The quest for "artificial" performance enhancement has not been limited to athletics. Societal competition within the cognitive domain has also motivated people to seek ways to strengthen mental function. For example, medications developed to address attention deficit disorder are increasingly used to improve productivity among students and scholars, a practice that raises fundamental questions not only about the ethics and efficacy of popularized repurposing of such treatments, but also about the indicators and measures of intellectual achievement and performance in academic and scientific settings. How effective are such performance-enhancing drugs and does their use constitute cheating? Should some existing performance enhancers, such as coffee (the world's most widely used psychoactive substance) be more widely regulated?
The altering of bodies and minds raises many important questions regarding tradeoffs between risk and reward. For example, pharmaceuticals are now regularly used to alter mental disposition, but who should decide when such alterations are needed or required? The affected individual? Medical institutions? Families? Judicial systems? What are the legal, philosophical and ethical issues at stake here? Issues of weight loss are similarly complex: what is the balance between the pursuit of health and longevity on one hand, and capitulating to arbitrary and culturally constructed aesthetic ideals on the other? Who should decide and how should such decisions get legislated and enacted?
In this semester-long project, we hope to apply diverse disciplinary perspectives to the investigation of efforts to alter minds and bodies in our society. We will consider the spectrum of practices meant to improve mental and physical health. We will also consider the incentives encouraging such practices, and the role of various members of society (e.g., medical professionals, corporate interests, educators, lawmakers, the media) in promoting, discouraging, or regulating various types of modifications. While the specific questions and issues explored will be determined by the interests of the participants, the overall goal of the project will be to identify and analyze fundamental intellectual questions related to the types of alterations that are and have been widely practiced, examining whether distinctions should be made (legally, morally and culturally) among them, and considering the types and nature of limits that have been imposed on them.
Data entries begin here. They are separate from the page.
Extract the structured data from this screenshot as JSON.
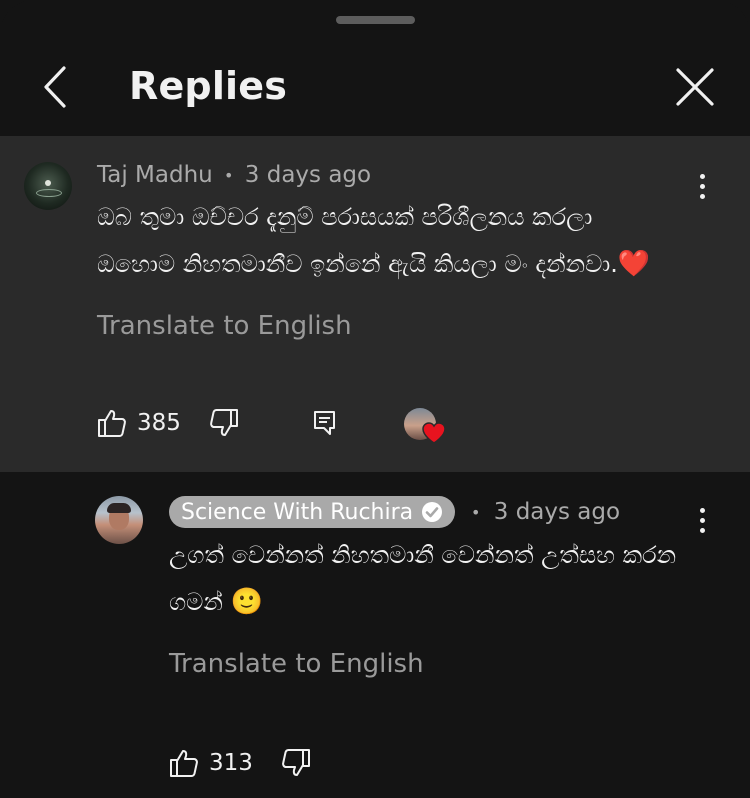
{
  "header": {
    "title": "Replies"
  },
  "comment": {
    "author": "Taj Madhu",
    "separator": "•",
    "time": "3 days ago",
    "text_line1": "ඔබ තුමා ඔච්චර දැනුම් පරාසයක් පරිශීලනය කරලා",
    "text_line2": "ඔහොම නිහතමානීව ඉන්නේ ඇයි කියලා මං දන්නවා.",
    "emoji": "❤️",
    "translate_label": "Translate to English",
    "likes": "385"
  },
  "reply": {
    "author": "Science With Ruchira",
    "separator": "•",
    "time": "3 days ago",
    "text_line1": "උගත් වෙන්නත් නිහතමානී වෙන්නත් උත්සහ කරන",
    "text_line2": "ගමන්",
    "emoji": "🙂",
    "translate_label": "Translate to English",
    "likes": "313"
  },
  "icons": {
    "back": "chevron-left-icon",
    "close": "close-icon",
    "more": "more-vertical-icon",
    "like": "thumbs-up-icon",
    "dislike": "thumbs-down-icon",
    "reply": "comment-icon",
    "creator_heart": "creator-heart-icon",
    "verified": "verified-check-icon"
  },
  "colors": {
    "background": "#141414",
    "highlight": "#2a2a2a",
    "text": "#f1f1f1",
    "muted": "#aaaaaa",
    "heart": "#e8131f",
    "chip": "#a9a9a9"
  }
}
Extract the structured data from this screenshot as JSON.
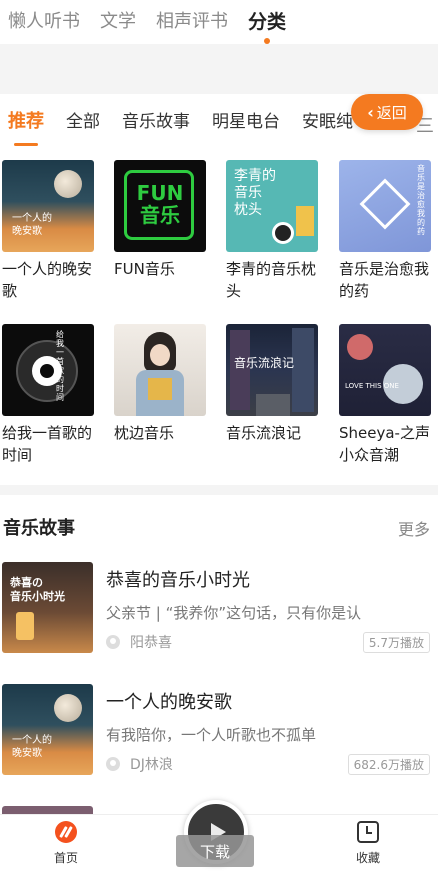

The practices and problems of various efforts to alter mind and body provide a rich store of intellectual questions to be addressed. These will be considered from a truly broad range of perspectives that includes the social, the historical, the economic, the cultural, and the psychological, as well as through the science of biochemistry, neuroscience and statistics. We heartily welcome to this project the participation of scholars from a wide range of fields and perspectives.